The PPH's coverage of the protests read:
Not everyone who traveled to BIW on Saturday was there to celebrate the christening of a new Navy destroyer. A group of about 30 protesters held a rally just outside the shipyard to draw attention to concerns such as the human and financial costs of wars, and the U.S. military’s contributions to pollution and global warming. 
Twelve protesters were arrested after they blocked Washington Street in front of the shipyard’s south gate, Bath police said. The protesters were from Maine Veterans for Peace and the Global Network Against Weapons and Nuclear Power in Space, police said. 
The dozen – all from Maine except for one man from Woodstock, New York – sat down in the road and refused to move, at which point they were arrested and charged with obstructing a public way. Police said the protesters were cooperative and were released on their personal recognizance after booking, with a court date of Aug. 2. 
Peter Morgan of Veterans for Peace said he thinks the money spent on building Zumwalt-class destroyers could be put to better use, such as by helping those in need and repairing the country’s aging infrastructure. 
“I’m not sure how the destroyer addresses terrorism, exactly,” he said.
An excellent question. If the U.S. taxpayer is gulled into buying a $4.1 billion destroyer even as the infrastructure of Bath's own roadways crumbles and fails, it is usually justified by the endless so-called "war on terror." But an enormous destroyer capable of evading radar off the coast of Russia or China is of little use against insurgents employing terror tactics in Iraq or Syria. 
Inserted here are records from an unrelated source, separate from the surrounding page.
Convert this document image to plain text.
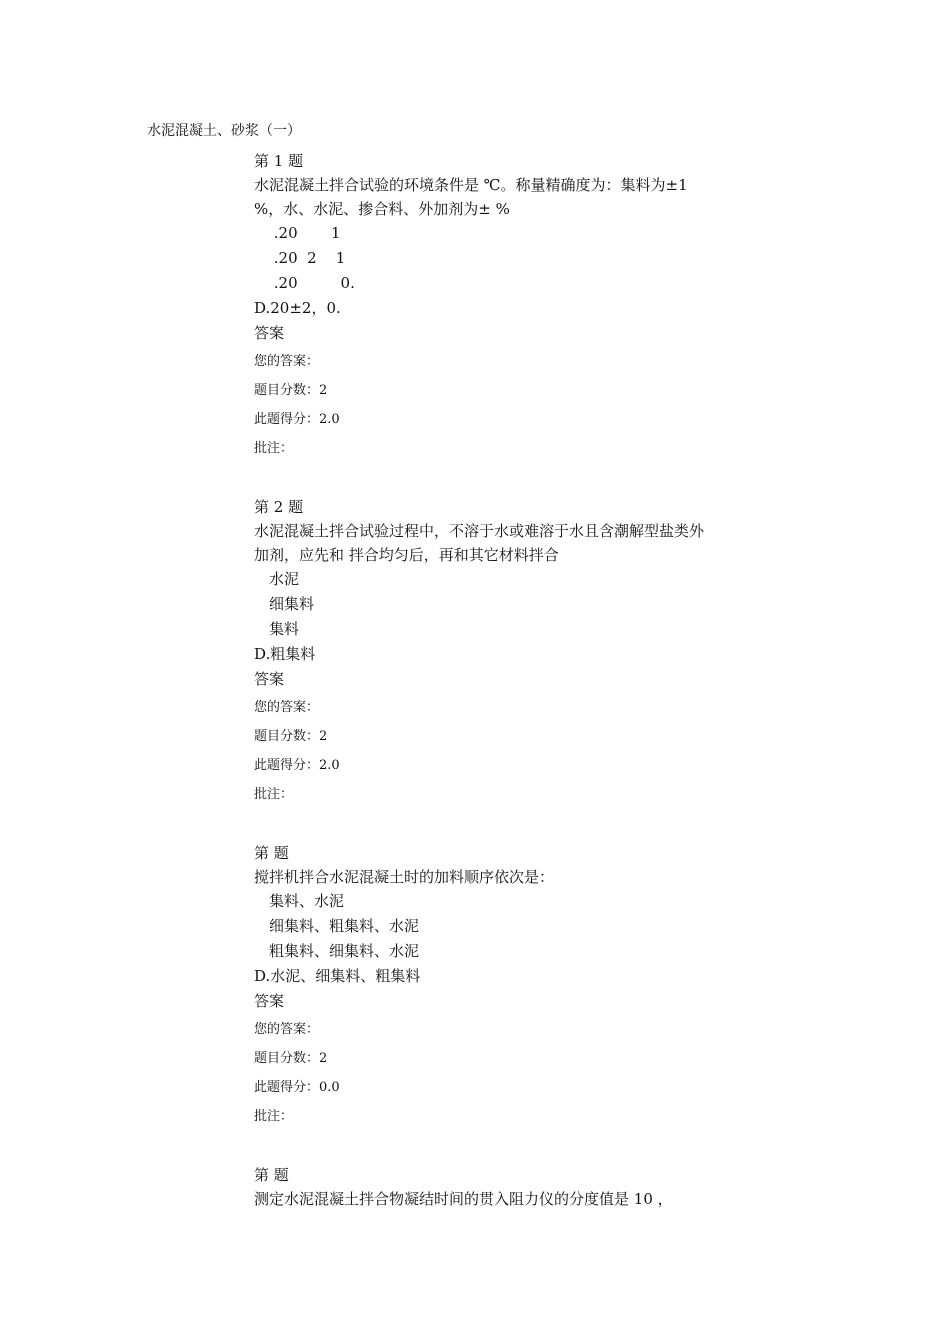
水泥混凝土、砂浆（一）
第 1 题
水泥混凝土拌合试验的环境条件是 ℃。称量精确度为：集料为±1 %，水、水泥、掺合料、外加剂为± %
.20       1
.20  2    1
.20         0.
D.20±2，0.
答案
您的答案：
题目分数：2
此题得分：2.0
批注：
第 2 题
水泥混凝土拌合试验过程中，不溶于水或难溶于水且含潮解型盐类外加剂，应先和 拌合均匀后，再和其它材料拌合
水泥
细集料
集料
D.粗集料
答案
您的答案：
题目分数：2
此题得分：2.0
批注：
第 题
搅拌机拌合水泥混凝土时的加料顺序依次是：
集料、水泥
细集料、粗集料、水泥
粗集料、细集料、水泥
D.水泥、细集料、粗集料
答案
您的答案：
题目分数：2
此题得分：0.0
批注：
第 题
测定水泥混凝土拌合物凝结时间的贯入阻力仪的分度值是 10 ，
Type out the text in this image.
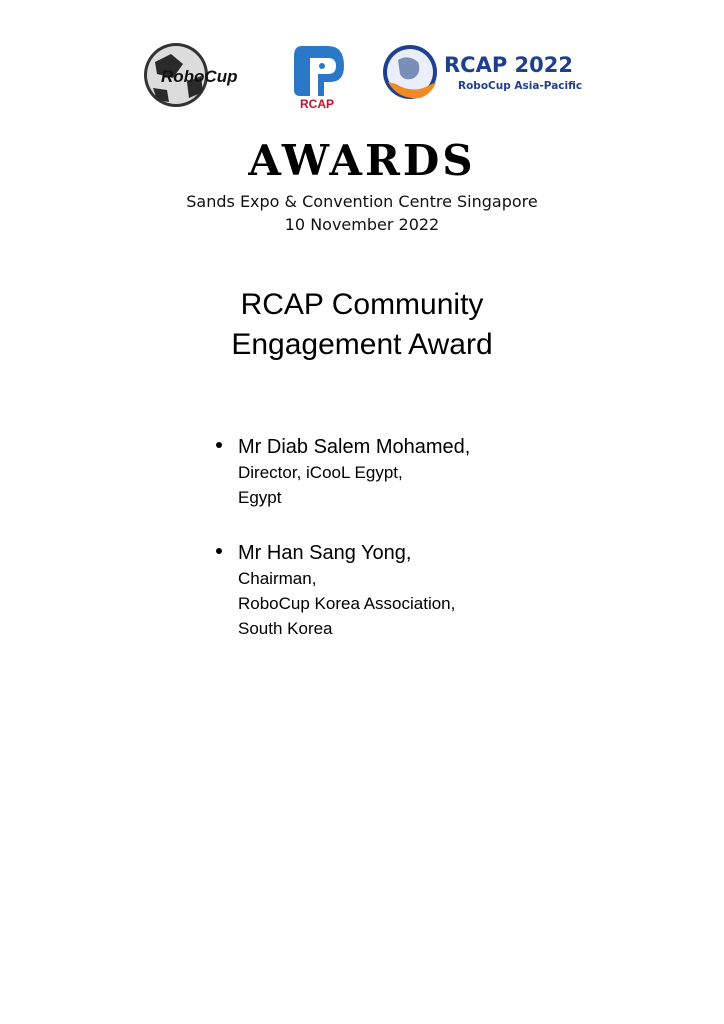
RoboCup
RCAP
RCAP 2022
RoboCup Asia-Pacific
AWARDS
Sands Expo & Convention Centre Singapore
10 November 2022
RCAP Community
Engagement Award
Mr Diab Salem Mohamed,
Director, iCooL Egypt,
Egypt
Mr Han Sang Yong,
Chairman,
RoboCup Korea Association,
South Korea
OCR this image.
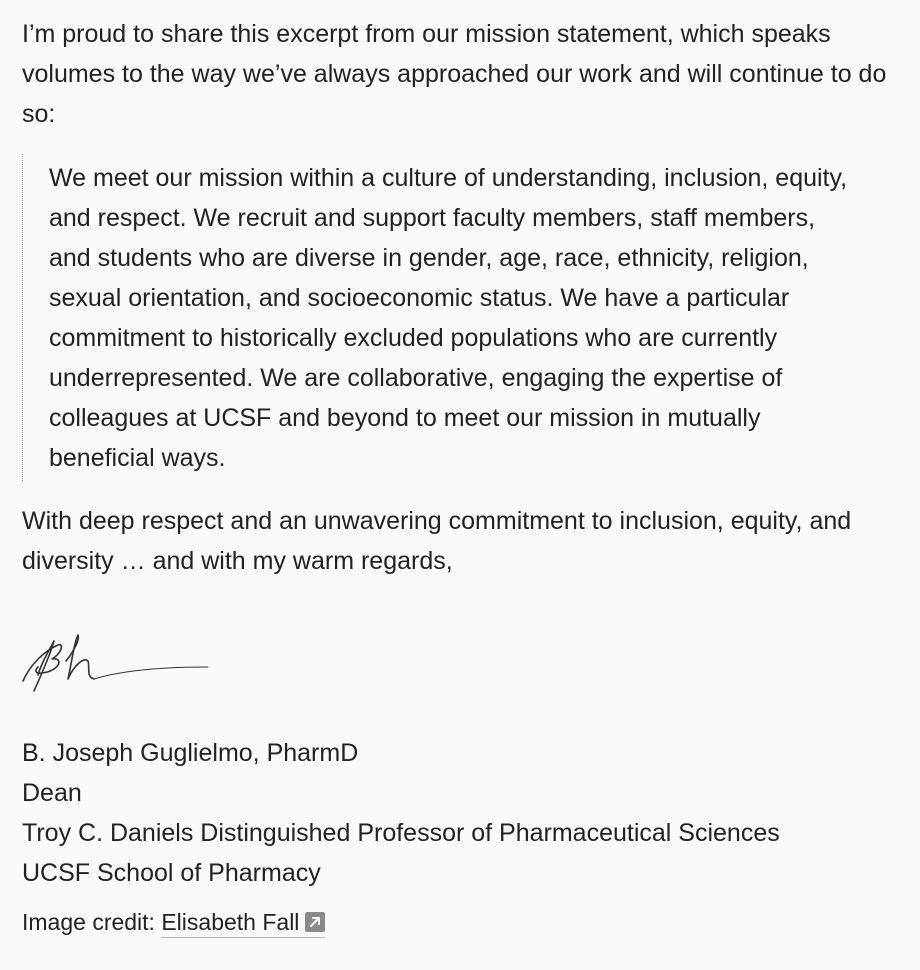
I’m proud to share this excerpt from our mission statement, which speaks volumes to the way we’ve always approached our work and will continue to do so:

We meet our mission within a culture of understanding, inclusion, equity, and respect. We recruit and support faculty members, staff members, and students who are diverse in gender, age, race, ethnicity, religion, sexual orientation, and socioeconomic status. We have a particular commitment to historically excluded populations who are currently underrepresented. We are collaborative, engaging the expertise of colleagues at UCSF and beyond to meet our mission in mutually beneficial ways.

With deep respect and an unwavering commitment to inclusion, equity, and diversity … and with my warm regards,

B. Joseph Guglielmo, PharmD
Dean
Troy C. Daniels Distinguished Professor of Pharmaceutical Sciences
UCSF School of Pharmacy
Image credit: Elisabeth Fall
What a destroyer is for: provoking big nations that threaten U.S. global dominance -- and thereby making General Dynamics' owners even more obscenely wealthy.

No news outlets connected the dots between warships built in Bath and the destruction of sea life and fishing grounds halfway around the planet to port the behemoths. But I was pleased to be asked to read out the solidarity statement sent by the resistance community of Gangjeong Village on Jeju Island in South Korea.

Many from the peace community spoke or sang at Saturday's rally. Jorgen Ostensen, 17, told the crowd he has been joining protests of weaponized warships at BIW since age 1. He said during the closing circle that if Muhammad Ali were alive and in Maine, he thought Ali would have come to Bath to protest. I think so, too.

Arraignment of the Zumwalt 12 will be in West Bath District Court on August 2 at 1:00 pm.